だから不思議なのです。若くて、賢いお方なのに中央から去り、政治にはかかわらず、ここに隠居しています。

なぜでしょうか?

 家令に聞くと、やはりとても優秀な方だと言っていました。王宮勤めをしなくても良いのでしょうか。確かに王宮には職を持たず、領民に尽くされる領主はおりますが、彼はそれには当てはまらないような気がします。

 私を引き取るにあたって何かあったのでしょうか。心配です。




 緩やかに時はすぎました。あるうららかな日、私が洗濯物を干すのを手伝っていると彼が庭園の方からやってきました。花束をもっています。


 「ティア」


 呼ばれて近づくとその花束を手渡されました。それは可憐で良い香りを放つ名もなき花々です。するとは私の前に跪き、礼をとり、青く煌めく美しい指輪を差し出しました。確かこの家で代々受け継がれている大切な指輪だと聞いています。


 「ティアラ嬢、私の妻に」


 聞き間違いかと思いました。その言葉の意味を理解した瞬間、私の頭の中は真っ白になりました。なぜ、私のような者に結婚を申し込むのでしょう。しかも貴重な家宝を差し出して。

 公爵閣下でこれほど立派な方なら、いくらでも相手がいるはずです。ここに置いていただけるだけでもありがたいのに……。私は心臓がどきどきして混乱して逃げ出してしまいました。



 今思うと、とても失礼なことをしてしまいました。今更ながら赤面です。そしてひどいことをしてしまいました。反省しています。お詫びに行った私を咎めることもなく。

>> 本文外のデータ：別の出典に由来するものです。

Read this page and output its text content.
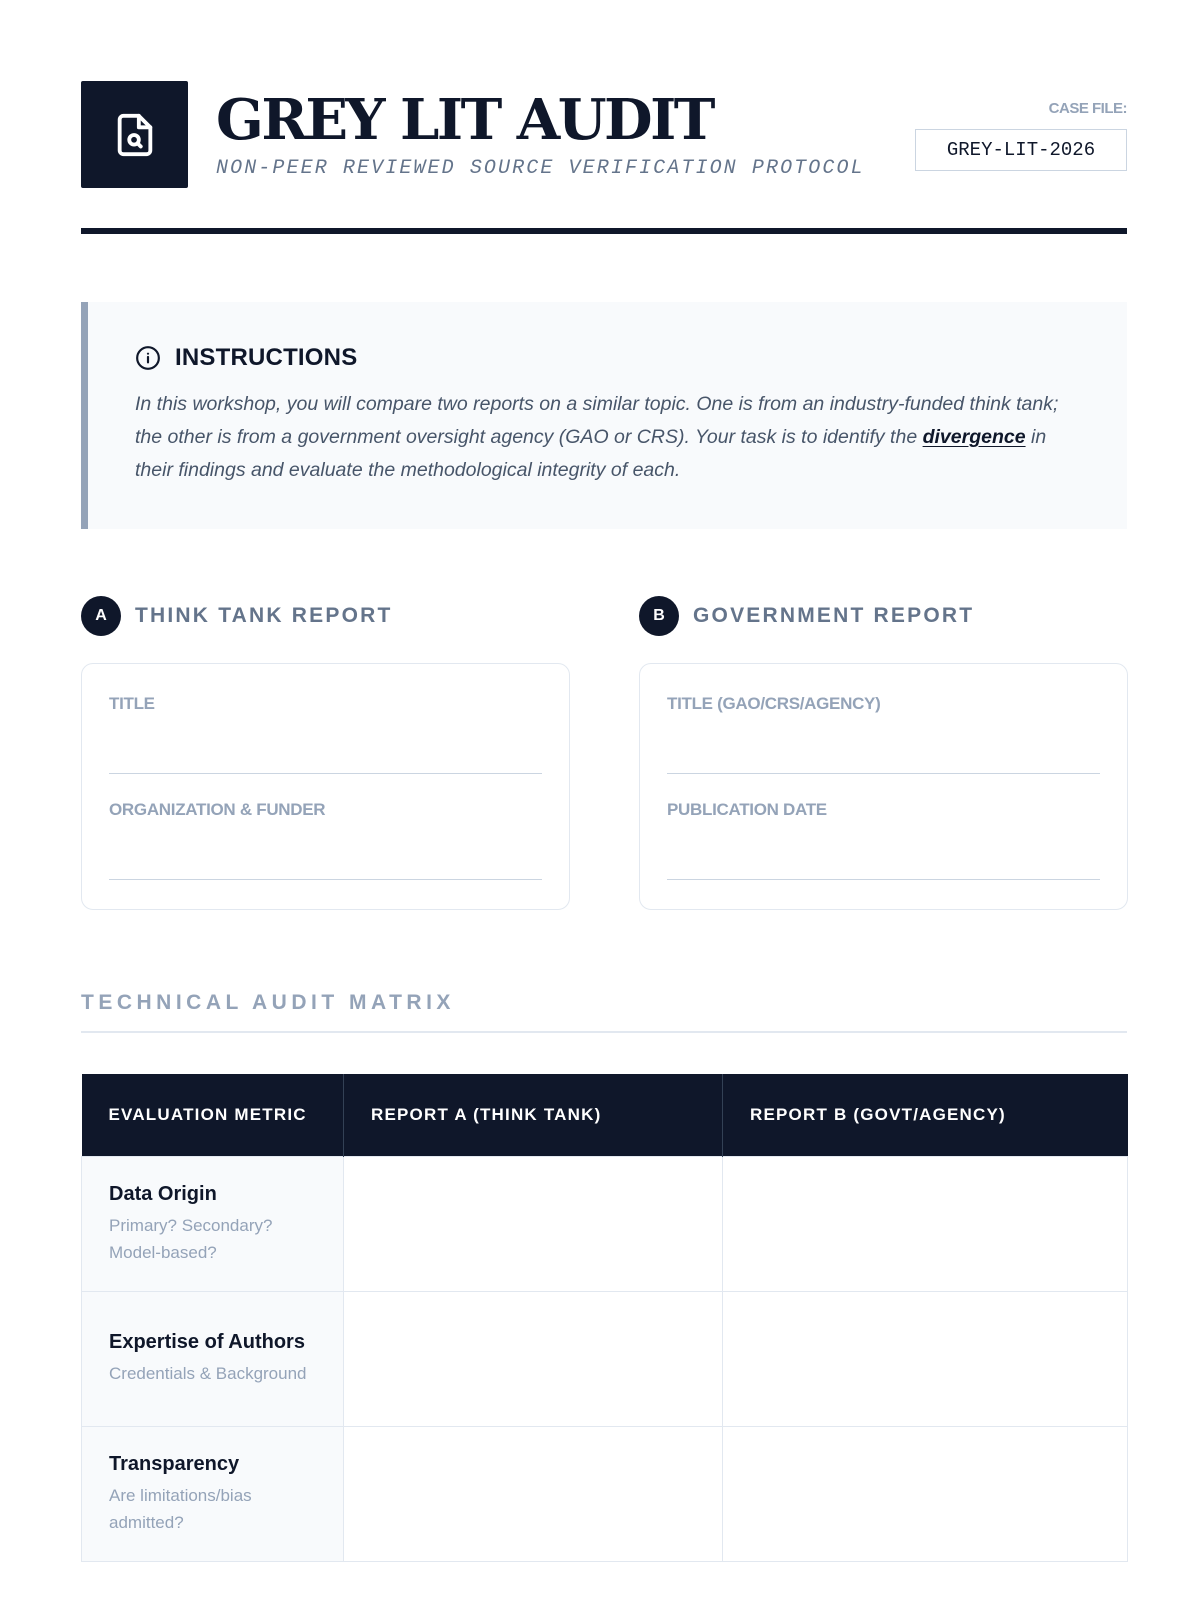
GREY LIT AUDIT
NON-PEER REVIEWED SOURCE VERIFICATION PROTOCOL
CASE FILE:
GREY-LIT-2026
INSTRUCTIONS

In this workshop, you will compare two reports on a similar topic. One is from an industry-funded think tank; the other is from a government oversight agency (GAO or CRS). Your task is to identify the divergence in their findings and evaluate the methodological integrity of each.

A	THINK TANK REPORT
TITLE
ORGANIZATION & FUNDER
B	GOVERNMENT REPORT
TITLE (GAO/CRS/AGENCY)
PUBLICATION DATE
TECHNICAL AUDIT MATRIX
EVALUATION METRIC	REPORT A (THINK TANK)	REPORT B (GOVT/AGENCY)

Data Origin
Primary? Secondary? Model-based?		

Expertise of Authors
Credentials & Background		

Transparency
Are limitations/bias admitted?		
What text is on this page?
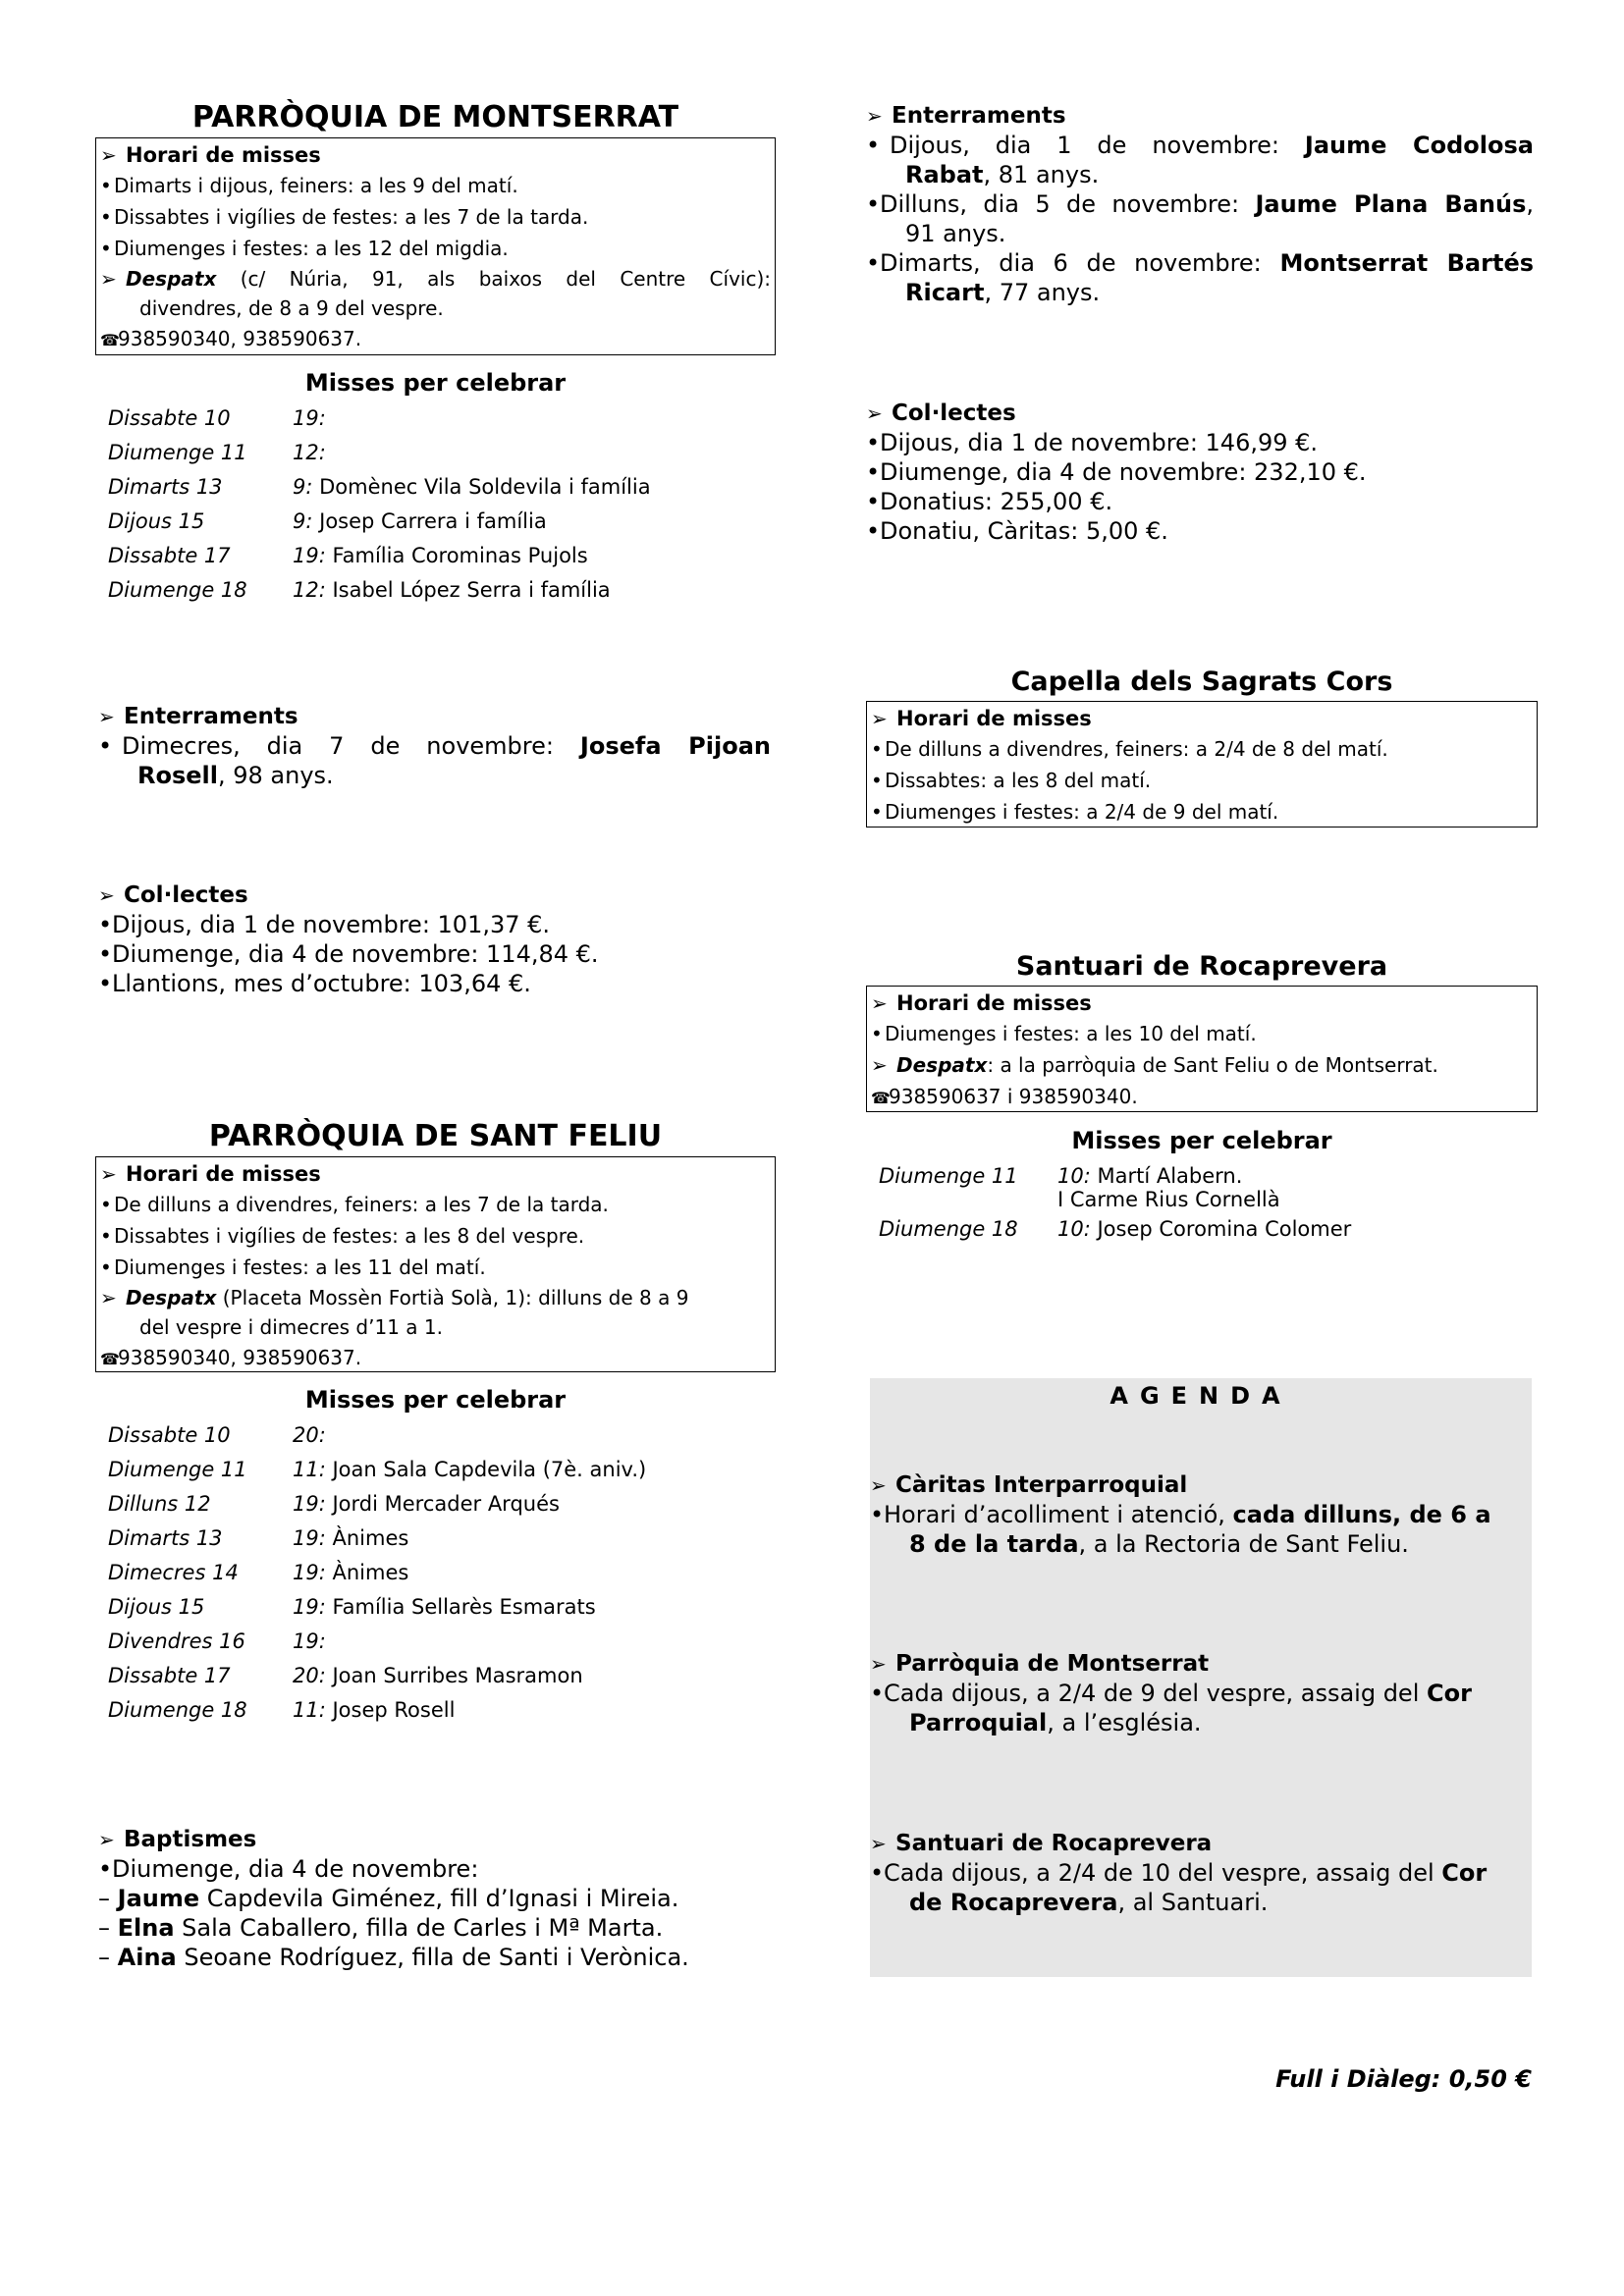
PARRÒQUIA DE MONTSERRAT
➢ Horari de misses
• Dimarts i dijous, feiners: a les 9 del matí.
• Dissabtes i vigílies de festes: a les 7 de la tarda.
• Diumenges i festes: a les 12 del migdia.
➢ Despatx (c/ Núria, 91, als baixos del Centre Cívic):
divendres, de 8 a 9 del vespre.
☎938590340, 938590637.
Misses per celebrar
Dissabte 10	19:
Diumenge 11	12:
Dimarts 13	9: Domènec Vila Soldevila i família
Dijous 15	9: Josep Carrera i família
Dissabte 17	19: Família Corominas Pujols
Diumenge 18	12: Isabel López Serra i família
➢ Enterraments
• Dimecres, dia 7 de novembre: Josefa Pijoan
Rosell, 98 anys.
➢ Col·lectes
•Dijous, dia 1 de novembre: 101,37 €.
•Diumenge, dia 4 de novembre: 114,84 €.
•Llantions, mes d’octubre: 103,64 €.
PARRÒQUIA DE SANT FELIU
➢ Horari de misses
• De dilluns a divendres, feiners: a les 7 de la tarda.
• Dissabtes i vigílies de festes: a les 8 del vespre.
• Diumenges i festes: a les 11 del matí.
➢ Despatx (Placeta Mossèn Fortià Solà, 1): dilluns de 8 a 9
del vespre i dimecres d’11 a 1.
☎938590340, 938590637.
Misses per celebrar
Dissabte 10	20:
Diumenge 11	11: Joan Sala Capdevila (7è. aniv.)
Dilluns 12	19: Jordi Mercader Arqués
Dimarts 13	19: Ànimes
Dimecres 14	19: Ànimes
Dijous 15	19: Família Sellarès Esmarats
Divendres 16	19:
Dissabte 17	20: Joan Surribes Masramon
Diumenge 18	11: Josep Rosell
➢ Baptismes
•Diumenge, dia 4 de novembre:
– Jaume Capdevila Giménez, fill d’Ignasi i Mireia.
– Elna Sala Caballero, filla de Carles i Mª Marta.
– Aina Seoane Rodríguez, filla de Santi i Verònica.
➢ Enterraments
• Dijous, dia 1 de novembre: Jaume Codolosa
Rabat, 81 anys.
•Dilluns, dia 5 de novembre: Jaume Plana Banús,
91 anys.
•Dimarts, dia 6 de novembre: Montserrat Bartés
Ricart, 77 anys.
➢ Col·lectes
•Dijous, dia 1 de novembre: 146,99 €.
•Diumenge, dia 4 de novembre: 232,10 €.
•Donatius: 255,00 €.
•Donatiu, Càritas: 5,00 €.
Capella dels Sagrats Cors
➢ Horari de misses
• De dilluns a divendres, feiners: a 2/4 de 8 del matí.
• Dissabtes: a les 8 del matí.
• Diumenges i festes: a 2/4 de 9 del matí.
Santuari de Rocaprevera
➢ Horari de misses
• Diumenges i festes: a les 10 del matí.
➢ Despatx: a la parròquia de Sant Feliu o de Montserrat.
☎938590637 i 938590340.
Misses per celebrar
Diumenge 11	10: Martí Alabern.
I Carme Rius Cornellà
Diumenge 18	10: Josep Coromina Colomer
AGENDA
➢ Càritas Interparroquial
•Horari d’acolliment i atenció, cada dilluns, de 6 a
8 de la tarda, a la Rectoria de Sant Feliu.
➢ Parròquia de Montserrat
•Cada dijous, a 2/4 de 9 del vespre, assaig del Cor
Parroquial, a l’església.
➢ Santuari de Rocaprevera
•Cada dijous, a 2/4 de 10 del vespre, assaig del Cor
de Rocaprevera, al Santuari.
Full i Diàleg: 0,50 €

「こちらこそ驚かせて済まない」と笑っていらっしゃいました。



 そう、この方ならばいくらでもお相手がいるはずです。私など選ぶ必要はないのです。

 でも、もしもどなたがか彼の元にお輿入れしたら?

 私は……。

 そう思うと涙が止まらない。

 次から次に思いとともに涙が溢れて、それなのに思いは募っていく。




 その半年後、領地視察に出る前に「この指輪は、君を守る物だから」と渡されました。

 嬉しかった。

 意気地のない私にはすぐにその場で指に嵌める勇気がありませんでした。



 彼が戻る今日、この不思議な魔力を秘めた美しい指輪を初めて嵌めました。この指輪には願いをかなえるという言い伝えがあるそうです。

 彼とおそろいの指輪。



 決めました。

 これから先、私の人生はあなたをお守りすることに捧げます。





 その日は唐突にやってきました。

 己の分を弁えず、幸せになろうとした罰でしょうか。もとより彼に救い上げてもらえなければ、失っていた命、覚悟はできていました。

 井戸のそばに追い詰められた私を助けようとして、彼は槍で体を貫かれてしまいました。


 本来なら このくらいの負傷などものともされないお方ですが、どうやらその黒々とした槍には強力な呪いがけられていたようです。治癒はおろか、体から抜くこともままなりません。地面に縫い留められてしまいました。


 元はアナベルだった女が何やらほざいていますが、顔が腐り始めて。不明瞭なうめきに聞こえます。

ぐずぐずに解け始めて呪詛の言葉を繰り返しております。恨みが強くて人の形を保てないようです。


「目障りな女、朽ちるがいい!「わが先祖に仇なした王族の末裔よ。滅びるがいい」」


 地の底を這うような男と女の叫びが重なります。なぜか彼も私も深く恨まれているようです。とても理不尽です。

 そして、彼女は得体のしれないものに憑依され人を辞めてしまったようです。隣で、カーライルが薄っぺらい笑みをうかべ、私達ををあざけっています。


「お前が今ここでその男を殺せば、命だけは助けてやる」


 何がおかしいのか哄笑しています。

 そのようなくだらない戯言よりも私が気になるのは、アナベルが唱える呪詛です。とんでもなく強大な呪いが膨れ上がっています。私は図書室にあった魔導書で覚えた術式を必死に唱えました。

 彼だけは守らなくてはなりません。領民にとってもなくてはならないお方です。


 強く願うと奇跡が起こりました。

 彼の周りにまばゆい六芒星の魔法陣が出現しました。そして彼が光の帯に包まれていく。間に合いました。成功したようです。この願いを叶えるという指輪のおかげでしょうか。

 彼が私を見て驚いています。

 これで彼が直接呪術師を傷つけるようなことをしなければ、呪いから守ることができます。隠すことができます。

 私の命が消えた後も。


 呪いはすべて、この身に受けます。


 上手く笑えなくなったのでしょうか。彼が悲痛な表情をしました。ごめんなさい悲しませてしまいました。

でも、私の力ではこの呪いを消し去ることはできません。呪詛を放つ者から、あなたを隠すことで精いっぱい。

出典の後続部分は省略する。